Breve homenagem ao grande Julio Cortázar
Há trinta e sete anos, num 12 de fevereiro, o grande escritor Julio Cortázar deixava nosso mundo menos mágico e menos inteligente com a sua partida… Abaixo, um de seus muitos textos geniais. É sobre relógios, mas bem poderia ser sobre “smart”phones.
Preâmbulo às instruções para dar corda no relógio
Pense nisto: quando dão a você de presente um relógio estão dando um pequeno inferno enfeitado, uma corrente de rosas, um calabouço de ar.
Não dão somente o relógio, muitas felicidades e esperamos que dure porque é de boa marca, suíço com âncora de rubis; não dão de presente somente esse miúdo quebra-pedras que você atará ao pulso e levará a passear.
Dão a você — eles não sabem, o terrível é que não sabem — dão a você um novo pedaço frágil e precário de você mesmo, algo que lhe pertence mas não é seu corpo, que deve ser atado a seu corpo com sua correia como um bracinho desesperado pendurado a seu pulso.

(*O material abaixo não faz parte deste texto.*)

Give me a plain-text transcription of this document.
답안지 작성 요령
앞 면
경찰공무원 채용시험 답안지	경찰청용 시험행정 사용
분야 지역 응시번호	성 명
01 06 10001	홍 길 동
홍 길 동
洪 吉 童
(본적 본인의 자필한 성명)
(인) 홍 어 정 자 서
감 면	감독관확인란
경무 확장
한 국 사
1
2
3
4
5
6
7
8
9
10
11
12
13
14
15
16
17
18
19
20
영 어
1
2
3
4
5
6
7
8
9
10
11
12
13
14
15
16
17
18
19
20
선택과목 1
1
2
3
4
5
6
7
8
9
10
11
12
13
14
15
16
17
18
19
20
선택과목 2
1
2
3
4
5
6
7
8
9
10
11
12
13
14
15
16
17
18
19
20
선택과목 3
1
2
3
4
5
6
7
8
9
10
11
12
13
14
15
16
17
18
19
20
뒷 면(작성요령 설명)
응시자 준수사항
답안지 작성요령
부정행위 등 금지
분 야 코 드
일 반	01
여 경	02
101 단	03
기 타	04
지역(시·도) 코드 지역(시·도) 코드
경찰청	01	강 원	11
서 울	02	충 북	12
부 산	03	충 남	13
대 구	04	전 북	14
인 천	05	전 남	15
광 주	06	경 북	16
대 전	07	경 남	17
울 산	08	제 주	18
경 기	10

Dão a necessidade de dar corda todos os dias, a obrigação de dar-lhe corda para que continue sendo um relógio; dão a obsessão de olhar a hora certa nas vitrines das joalherias, na notícia do rádio, no serviço telefônico.
Dão o medo de perdê-lo, de que seja roubado, de que possa cair no chão e se quebrar. Dão sua marca e a certeza de que é uma marca melhor do que as outras, dão o costume de comparar seu relógio aos outros relógios.
Não dão um relógio, o presente é você, é a você que oferecem para o aniversário do relógio.